Hugh Dandy takes on a pop star persona onstage. He started drag five years ago in St. Louis, after seeing a show in college and joined the Houston community four years ago.

  • Dandy plays with hyper-masculine makeup and described his style as "very high energy sex appeal. It's very glam."
  • He says transforming into a drag king helped him become more comfortable with his femininity. "It was kind of me giving a big middle finger to everybody in my life who always told me I wasn't a girl enough."
  • "I started to realize that when I take my makeup off at the end of the night, I would feel like a pretty girl, and being Hugh and embracing those parts of me that I never liked and were told weren't good enough really helped me just fully embrace them and fall in love with myself all over again."

Barry Mii Dandy

Photo of a drag king wearing a green wig and a blue button-up shirt open
Barry Mii Dandy. Photo courtesy of Zee Casseday and Josh Conlee

Barry Mii Dandy, part of Hugh Dandy's drag family, started drag two years ago after seeing a friend perform and has already established a strong presence.

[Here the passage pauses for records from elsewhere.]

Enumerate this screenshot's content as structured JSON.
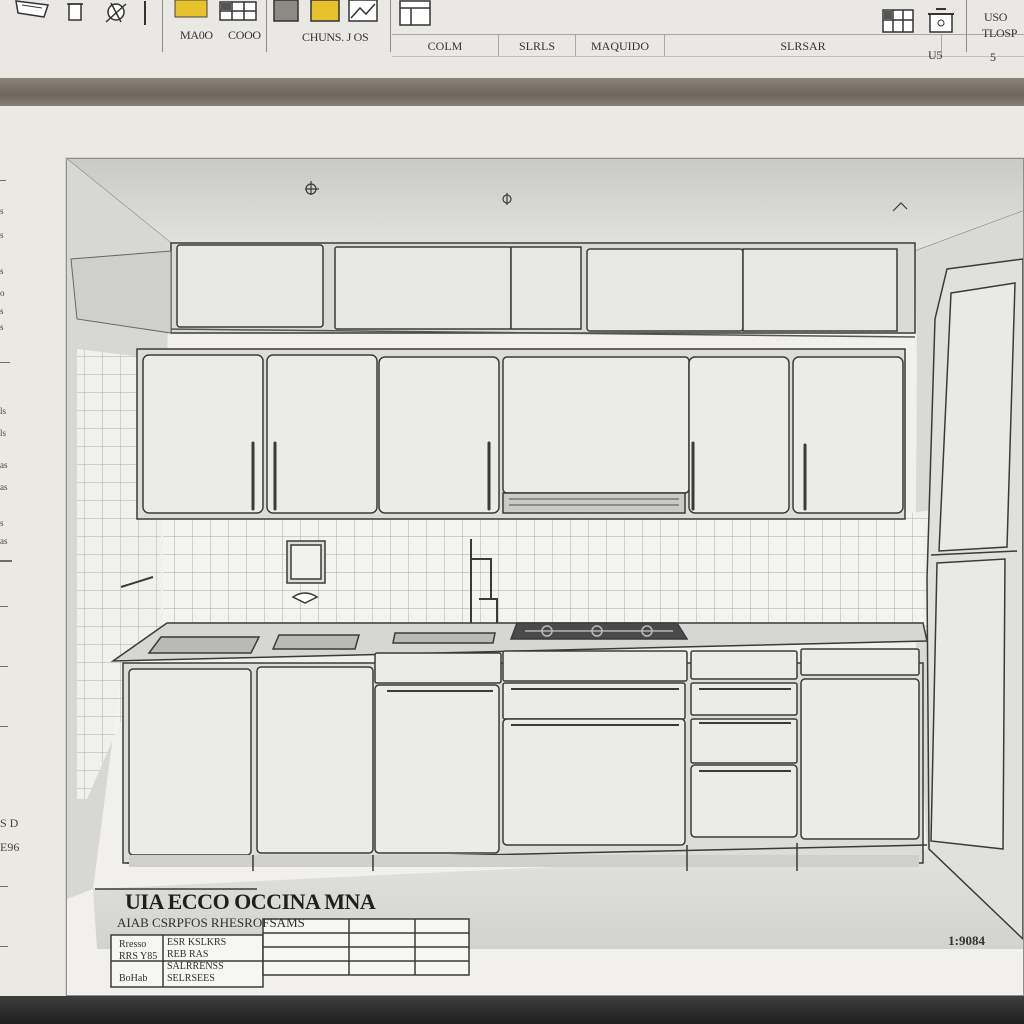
{
  "toolbar": {
    "label_1": "MA0O",
    "label_2": "COOO",
    "label_3": "CHUNS. J OS",
    "tabs": [
      "COLM",
      "SLRLS",
      "MAQUIDO",
      "SLRSAR"
    ],
    "right_top": "USO",
    "right_mid": "TLOSP",
    "right_bottom_1": "U5",
    "right_bottom_2": "5"
  },
  "ruler": {
    "labels": [
      "s",
      "s",
      "s",
      "o",
      "s",
      "s",
      "ls",
      "ls",
      "as",
      "as",
      "s",
      "as",
      "S D",
      "E96"
    ]
  },
  "drawing": {
    "title": "UIA ECCO OCCINA MNA",
    "subtitle": "AIAB CSRPFOS RHESROFSAMS",
    "block_cells": [
      "Rresso",
      "RRS Y85",
      "BoHab",
      "ESR KSLKRS",
      "REB RAS",
      "SALRRENSS",
      "SELRSEES"
    ],
    "scale": "1:9084"
  },
  "colors": {
    "accent_yellow": "#e8c22a",
    "paper": "#f1f0ec",
    "line": "#3a3a3a"
  }
}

  • Even though he considers himself shy and introverted, he had an urge to be on stage. "I was a very sheltered kid with like one friend. So now, being able to come somewhere, feel with open arms, 'welcome home, you are safe here.' That is such a big deal to me. It's something that I don't think people who are trying to ban drag understand. I don't think they see the community, the family, the friends — the humans behind it."
  • Barry says he was the first drag king to make it onto a cast for a Hamburger Mary's, a bar known to only host drag queen shows.
  • Barry still plays around with his drag and sometimes transforms into his drag queen alter ego, Karry Mii.
  • A few months after Barry started performing, his biological sister was intrigued. She now performs as Malevolent, whose drag is heavy on theatrical costuming.